No Agrupamento de Escolas de Carcavelos, o maior do concelho de Cascais, a regra é clara: "Aqui não se chumba", revela o diretor, Adelino Calado. No ensino básico, há casos de alunos que passam com negativa a várias disciplinas. "Se não comeram a sopa da primeira vez, não é por lhes servirmos uma segunda, exatamente igual, que vão passar a comer. A retenção não resolve o problema do insucesso", acredita Calado.
Em alternativa, os jovens com mais dificuldades são colocados em turmas mais pequenas, com mais professores, currículos adaptados e muitos apoios, até que consigam recuperar.

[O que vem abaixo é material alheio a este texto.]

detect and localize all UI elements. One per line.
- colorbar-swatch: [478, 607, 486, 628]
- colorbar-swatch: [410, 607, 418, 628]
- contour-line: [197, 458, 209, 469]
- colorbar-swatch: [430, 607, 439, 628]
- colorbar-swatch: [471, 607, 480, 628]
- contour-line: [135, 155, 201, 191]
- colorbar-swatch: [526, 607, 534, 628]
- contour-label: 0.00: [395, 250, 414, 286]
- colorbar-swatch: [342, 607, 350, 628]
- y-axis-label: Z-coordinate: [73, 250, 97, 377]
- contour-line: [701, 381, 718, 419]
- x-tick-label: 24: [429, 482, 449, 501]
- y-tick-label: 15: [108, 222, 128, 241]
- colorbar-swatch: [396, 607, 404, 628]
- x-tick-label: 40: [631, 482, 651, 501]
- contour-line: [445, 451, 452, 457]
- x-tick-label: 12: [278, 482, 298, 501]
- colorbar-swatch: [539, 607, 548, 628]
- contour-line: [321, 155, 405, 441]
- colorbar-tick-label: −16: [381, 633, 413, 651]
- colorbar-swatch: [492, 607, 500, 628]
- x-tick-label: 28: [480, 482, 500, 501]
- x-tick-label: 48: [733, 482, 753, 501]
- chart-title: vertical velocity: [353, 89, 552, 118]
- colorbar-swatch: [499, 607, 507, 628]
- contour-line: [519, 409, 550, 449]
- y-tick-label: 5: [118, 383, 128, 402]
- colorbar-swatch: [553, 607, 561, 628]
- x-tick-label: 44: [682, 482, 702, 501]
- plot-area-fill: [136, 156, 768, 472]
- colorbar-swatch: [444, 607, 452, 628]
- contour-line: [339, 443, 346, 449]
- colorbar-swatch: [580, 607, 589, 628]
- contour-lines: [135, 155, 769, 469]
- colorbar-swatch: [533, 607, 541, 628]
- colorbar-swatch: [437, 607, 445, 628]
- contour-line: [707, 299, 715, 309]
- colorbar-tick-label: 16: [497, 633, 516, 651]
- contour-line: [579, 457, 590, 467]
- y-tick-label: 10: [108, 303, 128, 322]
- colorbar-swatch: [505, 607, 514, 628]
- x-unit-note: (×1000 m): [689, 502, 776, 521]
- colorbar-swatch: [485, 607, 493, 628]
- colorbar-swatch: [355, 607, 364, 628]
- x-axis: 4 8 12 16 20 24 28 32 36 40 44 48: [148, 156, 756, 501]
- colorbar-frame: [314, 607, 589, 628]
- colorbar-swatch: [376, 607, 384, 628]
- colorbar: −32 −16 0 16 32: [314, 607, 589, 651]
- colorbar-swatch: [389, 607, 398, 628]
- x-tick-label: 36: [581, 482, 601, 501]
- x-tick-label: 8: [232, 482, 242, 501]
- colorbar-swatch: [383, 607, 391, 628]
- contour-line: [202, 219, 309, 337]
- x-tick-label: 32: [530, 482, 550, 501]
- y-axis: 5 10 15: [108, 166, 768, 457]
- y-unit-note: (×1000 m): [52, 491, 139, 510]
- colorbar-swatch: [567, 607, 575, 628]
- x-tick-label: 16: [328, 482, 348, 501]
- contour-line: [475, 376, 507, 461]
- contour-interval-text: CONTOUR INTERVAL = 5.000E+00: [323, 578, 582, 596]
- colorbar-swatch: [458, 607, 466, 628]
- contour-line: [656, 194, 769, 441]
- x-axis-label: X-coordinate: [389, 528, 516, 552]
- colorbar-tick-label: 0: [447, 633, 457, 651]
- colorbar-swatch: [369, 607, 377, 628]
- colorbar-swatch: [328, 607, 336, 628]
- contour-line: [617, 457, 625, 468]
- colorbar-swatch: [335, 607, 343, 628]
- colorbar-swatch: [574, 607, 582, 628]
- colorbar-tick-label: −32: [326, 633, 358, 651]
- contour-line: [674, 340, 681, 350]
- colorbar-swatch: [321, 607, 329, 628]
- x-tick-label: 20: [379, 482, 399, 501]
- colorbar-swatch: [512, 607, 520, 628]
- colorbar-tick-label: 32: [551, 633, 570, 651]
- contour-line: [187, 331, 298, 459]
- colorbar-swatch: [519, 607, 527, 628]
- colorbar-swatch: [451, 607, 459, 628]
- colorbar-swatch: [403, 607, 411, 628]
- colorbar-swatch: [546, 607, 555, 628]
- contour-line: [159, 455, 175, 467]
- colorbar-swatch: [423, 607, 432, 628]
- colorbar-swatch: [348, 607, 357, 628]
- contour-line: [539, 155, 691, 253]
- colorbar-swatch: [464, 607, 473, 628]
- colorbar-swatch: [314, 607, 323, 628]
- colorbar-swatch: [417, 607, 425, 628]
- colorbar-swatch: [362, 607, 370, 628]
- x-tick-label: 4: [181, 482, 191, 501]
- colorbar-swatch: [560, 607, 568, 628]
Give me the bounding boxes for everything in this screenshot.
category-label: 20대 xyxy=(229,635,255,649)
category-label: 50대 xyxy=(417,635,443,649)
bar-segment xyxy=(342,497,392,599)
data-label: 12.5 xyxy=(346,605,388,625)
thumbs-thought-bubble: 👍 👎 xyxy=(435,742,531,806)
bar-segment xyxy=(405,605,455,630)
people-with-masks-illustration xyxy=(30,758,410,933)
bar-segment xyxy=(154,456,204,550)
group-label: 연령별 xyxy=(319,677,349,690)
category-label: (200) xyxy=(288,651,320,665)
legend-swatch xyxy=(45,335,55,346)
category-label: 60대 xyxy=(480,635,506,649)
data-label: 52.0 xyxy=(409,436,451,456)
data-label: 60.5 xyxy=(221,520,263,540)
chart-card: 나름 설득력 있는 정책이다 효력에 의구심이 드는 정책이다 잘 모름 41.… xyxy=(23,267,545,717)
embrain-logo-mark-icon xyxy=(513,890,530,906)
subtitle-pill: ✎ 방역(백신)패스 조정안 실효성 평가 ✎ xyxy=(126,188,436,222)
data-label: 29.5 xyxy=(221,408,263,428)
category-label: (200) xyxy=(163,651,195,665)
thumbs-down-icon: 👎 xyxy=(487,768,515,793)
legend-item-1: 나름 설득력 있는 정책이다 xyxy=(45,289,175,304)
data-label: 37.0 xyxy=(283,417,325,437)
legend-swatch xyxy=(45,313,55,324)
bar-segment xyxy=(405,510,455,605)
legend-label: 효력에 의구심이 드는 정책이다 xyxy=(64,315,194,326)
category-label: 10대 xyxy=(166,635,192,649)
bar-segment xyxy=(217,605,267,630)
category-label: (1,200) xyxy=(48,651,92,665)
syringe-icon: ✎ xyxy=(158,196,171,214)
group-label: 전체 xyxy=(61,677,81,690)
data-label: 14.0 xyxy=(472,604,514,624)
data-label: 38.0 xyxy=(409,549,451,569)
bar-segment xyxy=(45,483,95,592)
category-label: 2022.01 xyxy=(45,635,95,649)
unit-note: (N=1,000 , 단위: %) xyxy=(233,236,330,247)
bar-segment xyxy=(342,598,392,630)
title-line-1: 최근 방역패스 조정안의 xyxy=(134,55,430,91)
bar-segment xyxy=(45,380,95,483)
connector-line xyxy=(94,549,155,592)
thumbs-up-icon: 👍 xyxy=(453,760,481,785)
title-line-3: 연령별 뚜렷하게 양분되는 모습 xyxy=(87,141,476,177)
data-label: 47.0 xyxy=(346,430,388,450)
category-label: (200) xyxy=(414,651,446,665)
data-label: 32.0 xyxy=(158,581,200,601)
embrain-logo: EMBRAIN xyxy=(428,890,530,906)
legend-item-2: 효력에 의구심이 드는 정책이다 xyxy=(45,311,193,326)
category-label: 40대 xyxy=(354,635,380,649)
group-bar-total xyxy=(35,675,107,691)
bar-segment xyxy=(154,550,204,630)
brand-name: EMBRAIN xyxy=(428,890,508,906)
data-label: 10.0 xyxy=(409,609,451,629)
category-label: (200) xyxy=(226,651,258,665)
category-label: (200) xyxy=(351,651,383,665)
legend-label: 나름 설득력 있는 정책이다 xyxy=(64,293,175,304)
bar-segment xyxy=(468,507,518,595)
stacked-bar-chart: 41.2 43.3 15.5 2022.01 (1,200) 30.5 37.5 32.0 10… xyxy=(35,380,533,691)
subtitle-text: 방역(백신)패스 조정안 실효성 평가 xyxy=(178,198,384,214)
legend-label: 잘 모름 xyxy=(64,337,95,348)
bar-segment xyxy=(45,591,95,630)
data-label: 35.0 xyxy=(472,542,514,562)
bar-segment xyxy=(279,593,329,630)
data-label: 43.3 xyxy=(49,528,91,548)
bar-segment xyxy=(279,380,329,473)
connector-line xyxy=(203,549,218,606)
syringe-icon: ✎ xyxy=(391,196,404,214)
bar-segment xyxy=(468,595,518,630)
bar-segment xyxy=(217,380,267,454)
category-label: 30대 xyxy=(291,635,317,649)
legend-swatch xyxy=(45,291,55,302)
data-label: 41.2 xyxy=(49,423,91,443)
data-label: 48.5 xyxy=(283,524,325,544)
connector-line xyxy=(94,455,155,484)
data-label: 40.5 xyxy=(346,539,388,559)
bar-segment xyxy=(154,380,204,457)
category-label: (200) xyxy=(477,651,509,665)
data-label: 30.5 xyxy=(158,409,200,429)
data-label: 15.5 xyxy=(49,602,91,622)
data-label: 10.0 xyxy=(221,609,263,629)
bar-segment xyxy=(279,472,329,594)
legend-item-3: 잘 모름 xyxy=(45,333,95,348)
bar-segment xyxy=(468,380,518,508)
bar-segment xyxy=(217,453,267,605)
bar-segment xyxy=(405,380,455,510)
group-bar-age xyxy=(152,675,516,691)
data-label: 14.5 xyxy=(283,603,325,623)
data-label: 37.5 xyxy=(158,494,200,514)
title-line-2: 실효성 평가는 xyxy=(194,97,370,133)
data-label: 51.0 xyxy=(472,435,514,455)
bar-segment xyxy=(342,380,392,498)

É o exemplo do modelo defendido esta semana pelo Conselho Nacional de Educação (CNE), semelhante ao que vigora em países como a Finlândia ou a Noruega.
Num parecer divulgado na última segunda-feira, este órgão consultivo do Ministério da Educação, presidido pelo ex-ministro David Justino, defendeu o fim das retenções. No país com a terceira maior taxa de chumbos da OCDE, a recomendação é polémica. Em Portugal, o chumbo é visto, tradicionalmente, como um ato de rigor e exigência.
Adelino Calado, que há 12 anos praticamente acabou com a retenção no Agrupamento de Carcavelos, contesta essa mentalidade. "O nosso modelo não é facilitista. Pelo contrário, é muito mais exigente para a escola, para os professores e para os alunos. Requer muito mais trabalho de todos." O CNE concorda: "A transição responsável de alunos com baixo rendimento escolar acarreta maior exigência, uma vez que pressupõe por parte de todos os intervenientes um esforço acrescido no desenvolvimento de estratégias e medidas de apoio e reforço das aprendizagens."
Nas escolas de Carcavelos, frequentadas por mais de 2000 alunos do 1º ao 12º ano, a regra de não chumbar ninguém permite "raríssimas exceções" - a taxa de retenção é de apenas 3%, a mais baixa do país, e muito próxima do zero no ensino básico. A medida é tomada apenas em último caso, somente por unanimidade do conselho de turma, e não depende do número de negativas, mas do perfil do estudante. "Em Portugal, o chumbo é encarado como um castigo para o aluno que não trabalha. Mas na maioria dos casos não funciona. O repetente vai para uma turma só com alunos mais novos, passa a ser o líder e não liga nenhuma às disciplinas porque já as teve no ano anterior", defende Adelino Calado.
Para evitar os chumbos, as dificuldades dos alunos são detetadas precocemente. No ano passado, por exemplo, a escola identificou 18 alunos do 4º ano que não sabiam o suficiente para passar para o 2º ciclo. Ainda assim, passaram. Foram colocados, todos juntos, numa turma do 5º ano onde não entrou mais ninguém e onde recebem um acompanhamento especial: têm três professores a Matemática, três a Português e dois a cada uma das restantes disciplinas. Os docentes a mais servem para ajudar a tirar dúvidas e dão apoio individualizado a cada aluno, quase como se fossem explicadores privados.